In Scarlatti's sonates kan onderscheid worden gemaakt tussen verschillende soorten vormen:

1. De tweedelige vormen

Dit is de basisvorm van de meeste sonates, in de zin van A - A '. Hierbij moet echter onderscheid worden gemaakt tussen twee soorten vormen.

Het type met een hoofdmotief

Dit is het meest voorkomende vormtype. Een hoofdmotief, dat in de tweede stem vaak als imitatie verschijnt, vormt het essentiële muzikale materiaal van een hele sonate. Van dit hoofdmotief worden vaak kleinere motieven afgeleid, die vervolgens als sequensen worden doorgewerkt.

Het type met twee tegengestelde hoofdmotieven

Dit type komt vooral voor aan het begin van de "Spaanse" periode, toen Scarlatti zijn eigen muzikale opvattingen confronteerde met de fascinerende invloeden waaraan hij werd blootgesteld. De contrasten die hieruit voortkwamen, zijn beslist buitengewoon interessant. In sommige sonates uit deze periode worden puur tonaledelen geconfronteerd met puur modale delen zonder enige overgang. Als voorbeelden noem ik K105 en K107. Uit deze confrontatie ontwikkelde Scarlatti het idee van symbiose, dat in latere sonates zulke intrigerende resultaten opleverde. De zojuist genoemde voorbeelden en andere soortgelijke gestructureerde sonates zijn net zo intrigerend. Het moge nu duidelijk zijn dat een dergelijke benadering zowel voor hem als voor latere tijden buitengewoon ongebruikelijk was. In een tijd dat Philippe Rameau's definitie van tonaliteit opwaait en door bijna elke componist als een nieuw credo werd verwelkomd en begrepen, was Scarlatti degene die diep twijfelde aan deze nieuwe definitie. Het kan zijn dat Scarlatti de overgang van modaliteit naar tonaliteit net zo revolutionair heeft ervaren als de componisten uit de naoorlogse periode het vertrek van de tonaliteit zagen. Zijn prestatie lag in het erkennen van het nieuwe, maar hij combineerde dit nieuwe met traditionele waarden. Het feit dat dit resulteerde in resultaten die geen enkele andere van zijn tijdgenoten kon leveren, zou ook de componisten van vandaag aan het nadenken moeten zetten.

Als om deze dualiteit extra te benadrukken, worden later een groot aantal sonates in paren aangelegd.

2. De driedelige vormen

In Scarlatti's vormenrijkdom ontbreekt de driedelige songvorm A - B - A natuurlijk niet, maar deze vorm komt maar een paar keer voor, namelijk in K202, K235, K273 of K282. De A-delen van K202 b.v. zijn snel, briljant, speels en virtuoos. De contrasterende B-sectie daarentegen, een pastoraal en een van de diepste getuigenissen van de flamenco-invloed, vertegenwoordigt een totaal andere wereld. Dit extreme contrast wordt echter meesterlijk gecombineerd tot een eenheid. Vooral de overgang van het B-deel naar het laatste A-deel is uniek in zijn eenvoud en beknoptheid. De harmonische wendingen van de B-partij behoren tot de meest uitgebreide die Scarlatti ooit heeft geschreven. Sommige van de modulaties in deze sectie zijn zo ongebruikelijk dat ik denk aan een parallel met Wagner. De visionaire vermogens, die Scarlatti op sommige plaatsen heeft, vieren hier een van de hoogtepunten.
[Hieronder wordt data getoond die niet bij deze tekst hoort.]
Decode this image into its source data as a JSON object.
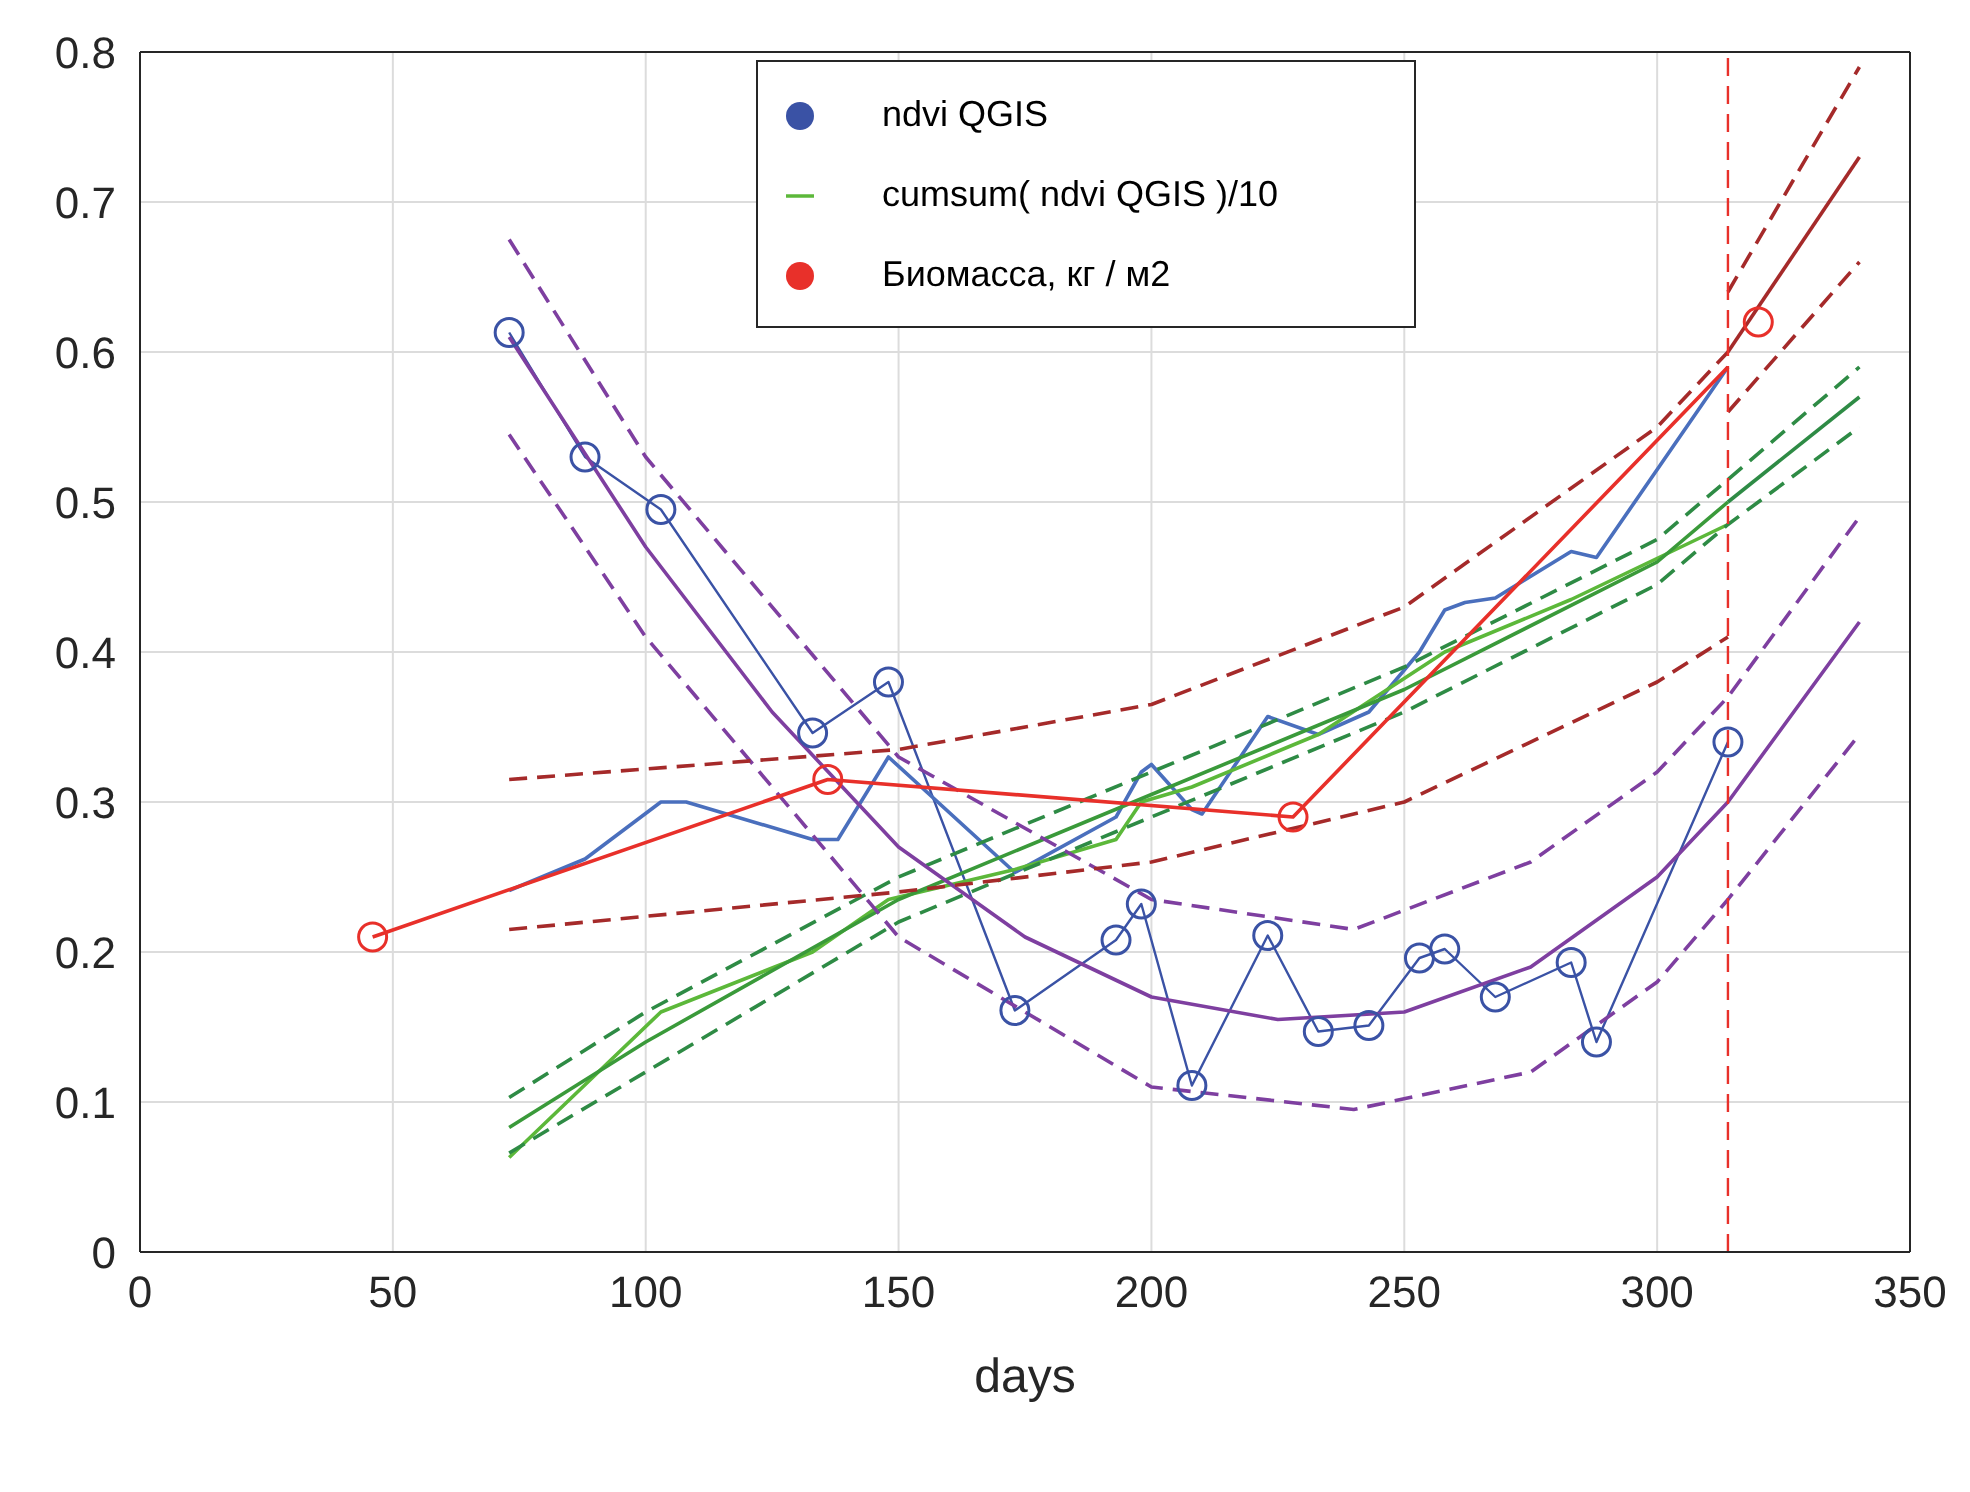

In sommige sonates zoals K513 wordt de driedelige structuur van de latere klassieke sonate geanticipeerd. Het gaat om type A - B - C, in dit geval Andante - Allegro - Presto.

3. De vierdelige vormen

De vierdelige vorm A - B - A - B die een paar keer verschijnt, b.v. in K176 behoort eigenlijk tot de categorie van de tweedelige vorm met twee hoofdmotieven. Elementen A en B zijn zo tegengesteld als ze kunnen zijn. In het genoemde geval bestaan ​​de tegenstellingen uit majeur-mineur en andante-allegro. Dit A-B-blok wordt dan op een gevarieerde manier herhaald. Het is dus een verdere variant van het tweedelige type met twee hoofdmotieven.

4. de eendelige vorm

Sommige sonates van Scarlatti zijn uit één stuk, zoals K112. Deze sonate heeft geen echte halve afsluiting. Op het punt van de halve afsluiting gaat de muziek gewoon door zonder onderbreking.

In de hoofdstukken over de vier creatieve periodes wordt deze kwestie uitgebreider besproken.